From Stone Age to Middle Ages
Sunday, August 10, 2003
LEJRE, Denmark -- It wasn't quite haute couture and the models weren't exactly Givenchy. But the clothes were chic, or at least fashionable in their time -- thousands of years ago.
Models in hides, wool and coarse linen strutted the Viking catwalk Saturday, showing off the "latest" in prehistoric and medieval fashion at an outdoor museum near this small town, 25 miles west of the capital, Copenhagen.

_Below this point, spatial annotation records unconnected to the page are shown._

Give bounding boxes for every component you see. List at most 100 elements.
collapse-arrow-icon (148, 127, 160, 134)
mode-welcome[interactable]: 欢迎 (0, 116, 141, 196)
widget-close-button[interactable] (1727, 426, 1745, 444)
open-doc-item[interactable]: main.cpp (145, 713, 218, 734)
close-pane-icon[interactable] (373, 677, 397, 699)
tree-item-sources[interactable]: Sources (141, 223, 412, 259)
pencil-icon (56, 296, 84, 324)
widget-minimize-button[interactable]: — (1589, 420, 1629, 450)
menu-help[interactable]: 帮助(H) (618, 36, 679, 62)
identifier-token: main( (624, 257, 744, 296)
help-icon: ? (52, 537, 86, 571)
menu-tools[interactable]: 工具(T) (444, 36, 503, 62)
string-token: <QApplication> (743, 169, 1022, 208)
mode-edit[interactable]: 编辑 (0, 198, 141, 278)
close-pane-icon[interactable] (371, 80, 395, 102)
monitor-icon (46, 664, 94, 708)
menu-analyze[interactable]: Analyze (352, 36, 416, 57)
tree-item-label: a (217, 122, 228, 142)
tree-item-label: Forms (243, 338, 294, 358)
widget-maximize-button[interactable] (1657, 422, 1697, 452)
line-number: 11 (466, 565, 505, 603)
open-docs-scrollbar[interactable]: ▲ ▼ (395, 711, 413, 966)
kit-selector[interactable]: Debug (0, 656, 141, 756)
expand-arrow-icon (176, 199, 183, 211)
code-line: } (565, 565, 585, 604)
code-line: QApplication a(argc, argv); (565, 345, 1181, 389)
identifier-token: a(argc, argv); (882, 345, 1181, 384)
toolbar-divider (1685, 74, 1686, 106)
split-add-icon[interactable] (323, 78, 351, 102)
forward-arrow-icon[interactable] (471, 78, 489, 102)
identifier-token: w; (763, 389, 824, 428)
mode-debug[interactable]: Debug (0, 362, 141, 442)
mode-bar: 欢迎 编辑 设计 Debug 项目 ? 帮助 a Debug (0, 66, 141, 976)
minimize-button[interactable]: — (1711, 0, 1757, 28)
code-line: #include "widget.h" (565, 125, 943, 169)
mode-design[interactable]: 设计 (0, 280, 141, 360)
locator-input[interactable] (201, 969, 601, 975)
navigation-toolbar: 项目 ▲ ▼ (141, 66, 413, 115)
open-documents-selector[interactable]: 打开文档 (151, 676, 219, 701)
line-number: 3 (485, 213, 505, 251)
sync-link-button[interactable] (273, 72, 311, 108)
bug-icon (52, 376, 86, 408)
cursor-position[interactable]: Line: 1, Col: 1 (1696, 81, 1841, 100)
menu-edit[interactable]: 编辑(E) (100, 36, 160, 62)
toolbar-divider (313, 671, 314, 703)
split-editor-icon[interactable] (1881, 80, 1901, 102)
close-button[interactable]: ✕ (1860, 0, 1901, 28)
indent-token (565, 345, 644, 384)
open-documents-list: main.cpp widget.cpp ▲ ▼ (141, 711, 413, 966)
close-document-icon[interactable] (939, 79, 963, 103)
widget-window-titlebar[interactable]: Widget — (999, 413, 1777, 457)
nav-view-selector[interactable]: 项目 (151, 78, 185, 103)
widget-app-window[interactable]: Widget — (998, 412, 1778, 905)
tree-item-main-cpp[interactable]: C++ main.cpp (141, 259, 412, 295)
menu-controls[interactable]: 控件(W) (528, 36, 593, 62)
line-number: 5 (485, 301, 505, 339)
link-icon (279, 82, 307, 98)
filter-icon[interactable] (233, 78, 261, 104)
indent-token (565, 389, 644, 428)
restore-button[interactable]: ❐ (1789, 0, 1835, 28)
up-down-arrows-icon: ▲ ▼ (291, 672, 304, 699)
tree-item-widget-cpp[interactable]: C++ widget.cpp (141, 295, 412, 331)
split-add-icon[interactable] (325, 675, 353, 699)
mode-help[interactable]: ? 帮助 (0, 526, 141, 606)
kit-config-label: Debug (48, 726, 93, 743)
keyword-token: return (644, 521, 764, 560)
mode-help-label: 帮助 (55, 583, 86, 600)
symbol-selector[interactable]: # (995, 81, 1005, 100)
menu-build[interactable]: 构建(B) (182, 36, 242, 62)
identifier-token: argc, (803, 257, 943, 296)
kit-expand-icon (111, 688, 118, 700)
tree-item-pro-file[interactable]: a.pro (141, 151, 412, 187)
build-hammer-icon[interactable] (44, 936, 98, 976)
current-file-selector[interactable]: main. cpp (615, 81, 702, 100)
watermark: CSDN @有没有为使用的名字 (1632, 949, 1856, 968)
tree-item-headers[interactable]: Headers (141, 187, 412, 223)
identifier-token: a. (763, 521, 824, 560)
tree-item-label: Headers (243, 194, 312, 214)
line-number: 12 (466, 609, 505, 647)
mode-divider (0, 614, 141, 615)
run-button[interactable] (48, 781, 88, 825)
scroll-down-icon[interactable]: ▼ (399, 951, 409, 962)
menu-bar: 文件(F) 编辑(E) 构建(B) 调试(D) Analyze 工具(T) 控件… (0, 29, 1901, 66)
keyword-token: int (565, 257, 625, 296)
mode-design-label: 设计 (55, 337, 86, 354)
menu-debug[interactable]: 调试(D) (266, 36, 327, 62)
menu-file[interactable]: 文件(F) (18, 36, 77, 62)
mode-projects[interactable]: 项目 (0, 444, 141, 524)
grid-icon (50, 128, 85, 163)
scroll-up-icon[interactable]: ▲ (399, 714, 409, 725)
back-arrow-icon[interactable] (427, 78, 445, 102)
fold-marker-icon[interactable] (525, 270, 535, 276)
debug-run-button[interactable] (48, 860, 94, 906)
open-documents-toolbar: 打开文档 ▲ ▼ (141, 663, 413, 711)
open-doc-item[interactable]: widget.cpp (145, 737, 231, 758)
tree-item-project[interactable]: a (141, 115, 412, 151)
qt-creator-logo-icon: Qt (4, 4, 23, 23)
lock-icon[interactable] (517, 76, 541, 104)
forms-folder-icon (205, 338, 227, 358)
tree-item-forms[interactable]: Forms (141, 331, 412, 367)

The designs of ancient Scandinavia were recreated from pieces of fabric excavated from archaeological sites. One model, 20-year-old Galit Peleg, wore a tight woolen blouse and skirt of strings from the Bronze Age, some 3,000 years ago, probably used only on ceremonial occasions.
"It's very tight-fitting and warm, and not very practical," she said. "But the skirt makes you want to dance."

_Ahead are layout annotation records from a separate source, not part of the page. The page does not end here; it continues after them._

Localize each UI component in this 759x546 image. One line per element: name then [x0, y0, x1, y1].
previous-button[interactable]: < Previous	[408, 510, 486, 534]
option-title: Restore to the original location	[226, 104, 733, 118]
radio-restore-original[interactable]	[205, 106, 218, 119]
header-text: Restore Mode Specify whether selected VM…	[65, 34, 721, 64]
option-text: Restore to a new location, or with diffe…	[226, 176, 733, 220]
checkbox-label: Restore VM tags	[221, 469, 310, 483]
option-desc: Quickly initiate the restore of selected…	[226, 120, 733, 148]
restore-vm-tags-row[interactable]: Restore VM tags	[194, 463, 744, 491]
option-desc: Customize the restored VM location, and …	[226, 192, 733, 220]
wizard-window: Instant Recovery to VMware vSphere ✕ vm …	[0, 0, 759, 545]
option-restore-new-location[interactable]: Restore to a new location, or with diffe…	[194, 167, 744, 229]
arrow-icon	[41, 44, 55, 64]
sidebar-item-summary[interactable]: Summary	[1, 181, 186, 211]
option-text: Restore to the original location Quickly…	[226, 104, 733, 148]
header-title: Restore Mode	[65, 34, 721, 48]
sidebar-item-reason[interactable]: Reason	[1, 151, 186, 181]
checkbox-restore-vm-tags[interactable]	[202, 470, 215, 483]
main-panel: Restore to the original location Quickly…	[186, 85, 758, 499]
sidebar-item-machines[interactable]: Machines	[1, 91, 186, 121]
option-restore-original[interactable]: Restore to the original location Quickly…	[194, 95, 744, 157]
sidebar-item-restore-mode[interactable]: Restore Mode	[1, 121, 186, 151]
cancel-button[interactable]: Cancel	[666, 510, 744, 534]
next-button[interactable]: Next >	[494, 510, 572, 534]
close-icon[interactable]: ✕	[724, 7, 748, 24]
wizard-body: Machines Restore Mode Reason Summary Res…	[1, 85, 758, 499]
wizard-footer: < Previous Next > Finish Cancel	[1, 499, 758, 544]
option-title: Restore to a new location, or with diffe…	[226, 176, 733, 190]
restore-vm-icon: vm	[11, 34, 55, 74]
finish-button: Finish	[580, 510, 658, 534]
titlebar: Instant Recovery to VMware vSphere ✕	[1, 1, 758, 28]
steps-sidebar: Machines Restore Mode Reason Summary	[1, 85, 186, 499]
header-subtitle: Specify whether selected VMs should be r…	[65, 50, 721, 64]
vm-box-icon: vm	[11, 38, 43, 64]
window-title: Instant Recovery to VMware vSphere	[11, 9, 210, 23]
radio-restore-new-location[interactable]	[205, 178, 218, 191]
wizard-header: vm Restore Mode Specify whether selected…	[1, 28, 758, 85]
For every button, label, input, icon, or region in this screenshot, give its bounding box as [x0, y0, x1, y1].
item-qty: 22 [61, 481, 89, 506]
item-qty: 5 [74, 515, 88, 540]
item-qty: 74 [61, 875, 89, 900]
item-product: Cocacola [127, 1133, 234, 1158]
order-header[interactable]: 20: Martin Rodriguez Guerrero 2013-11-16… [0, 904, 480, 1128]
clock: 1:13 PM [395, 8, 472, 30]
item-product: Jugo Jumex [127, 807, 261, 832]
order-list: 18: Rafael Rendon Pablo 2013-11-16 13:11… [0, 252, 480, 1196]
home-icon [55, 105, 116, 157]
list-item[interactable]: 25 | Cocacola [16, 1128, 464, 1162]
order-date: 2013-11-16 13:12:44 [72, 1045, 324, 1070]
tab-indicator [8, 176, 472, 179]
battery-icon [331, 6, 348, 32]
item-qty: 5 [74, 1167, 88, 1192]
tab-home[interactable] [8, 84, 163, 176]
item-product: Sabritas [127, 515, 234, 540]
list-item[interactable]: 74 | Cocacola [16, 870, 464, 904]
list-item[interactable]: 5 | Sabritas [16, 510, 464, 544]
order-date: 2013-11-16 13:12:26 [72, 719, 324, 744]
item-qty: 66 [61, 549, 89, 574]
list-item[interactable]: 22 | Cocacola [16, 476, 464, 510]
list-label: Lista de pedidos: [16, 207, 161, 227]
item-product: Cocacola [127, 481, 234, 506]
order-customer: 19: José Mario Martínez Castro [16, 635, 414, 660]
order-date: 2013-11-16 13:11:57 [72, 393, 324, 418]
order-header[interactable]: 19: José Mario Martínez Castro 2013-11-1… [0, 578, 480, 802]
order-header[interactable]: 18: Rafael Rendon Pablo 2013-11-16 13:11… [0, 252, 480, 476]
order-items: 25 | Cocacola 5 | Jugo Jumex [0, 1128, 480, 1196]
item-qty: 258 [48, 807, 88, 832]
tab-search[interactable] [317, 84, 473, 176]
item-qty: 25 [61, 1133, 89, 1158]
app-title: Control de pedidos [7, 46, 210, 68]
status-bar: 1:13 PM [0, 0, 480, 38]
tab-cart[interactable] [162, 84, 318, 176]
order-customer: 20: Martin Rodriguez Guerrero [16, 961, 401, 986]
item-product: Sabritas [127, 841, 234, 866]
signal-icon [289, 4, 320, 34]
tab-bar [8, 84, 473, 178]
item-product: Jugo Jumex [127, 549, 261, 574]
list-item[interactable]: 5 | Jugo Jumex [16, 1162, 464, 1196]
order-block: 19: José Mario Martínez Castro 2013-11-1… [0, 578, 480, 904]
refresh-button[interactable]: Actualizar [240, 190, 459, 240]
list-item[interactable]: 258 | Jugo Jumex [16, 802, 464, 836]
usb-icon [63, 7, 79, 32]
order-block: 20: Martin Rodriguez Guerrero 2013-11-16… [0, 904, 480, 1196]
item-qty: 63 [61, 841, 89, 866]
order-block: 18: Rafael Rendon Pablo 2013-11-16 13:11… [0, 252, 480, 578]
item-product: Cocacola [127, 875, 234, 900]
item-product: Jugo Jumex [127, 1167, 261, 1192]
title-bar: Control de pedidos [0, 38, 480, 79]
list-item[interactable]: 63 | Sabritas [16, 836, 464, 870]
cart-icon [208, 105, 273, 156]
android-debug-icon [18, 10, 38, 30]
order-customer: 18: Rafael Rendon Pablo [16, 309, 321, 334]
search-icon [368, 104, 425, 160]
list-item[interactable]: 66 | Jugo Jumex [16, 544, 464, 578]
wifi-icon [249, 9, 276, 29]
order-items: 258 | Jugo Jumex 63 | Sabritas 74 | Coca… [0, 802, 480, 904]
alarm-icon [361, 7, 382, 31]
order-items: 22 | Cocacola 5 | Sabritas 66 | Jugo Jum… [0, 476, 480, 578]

For more than 40 years, the cultural center near Lejre has provided tourists the possibility of experiencing the Iron Age by demonstrating how people lived thousands of years ago.
The 23 models displayed clothes ranging from the Stone Age, some 6,000 years ago, through the Iron Age, 2,000 years ago, to the Viking era. The latest fashion was from the Middle Ages.

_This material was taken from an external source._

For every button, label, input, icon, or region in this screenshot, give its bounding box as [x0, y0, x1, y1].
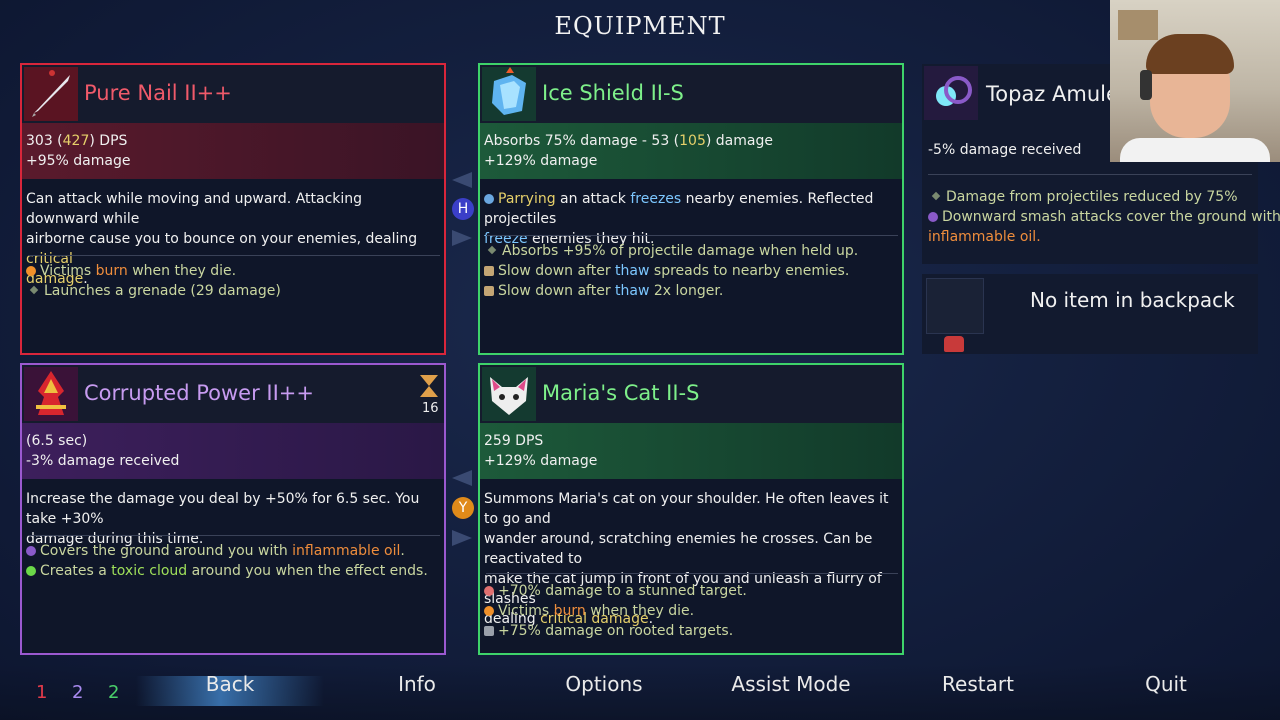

Ancient Scandinavian music accompanied the show, played by a three-woman band on string instruments and drums.
"Most people think the ancient times were gray and dull," said organizer Anne Batzer. "In reality, folks back then did a lot of decoration on their clothes, and used bright colors like yellow, lime and red."
"Back then, too, clothes were a key way to display status," said Batzer, who describes herself as an archaeological textile technologist.
In the Bronze Age, women coveted a tight-fitting woolen shirt with a cinched waist. In the Iron Age, fashion changed to a more loose fit, with flowing, pleated garments. The Viking era brought back tight, sexy fits, Batzer said.
Lisbet Kristensen, a 50-year-old model, said her gray, woolen Iron Age dress was comfortable and "only a little bit itchy."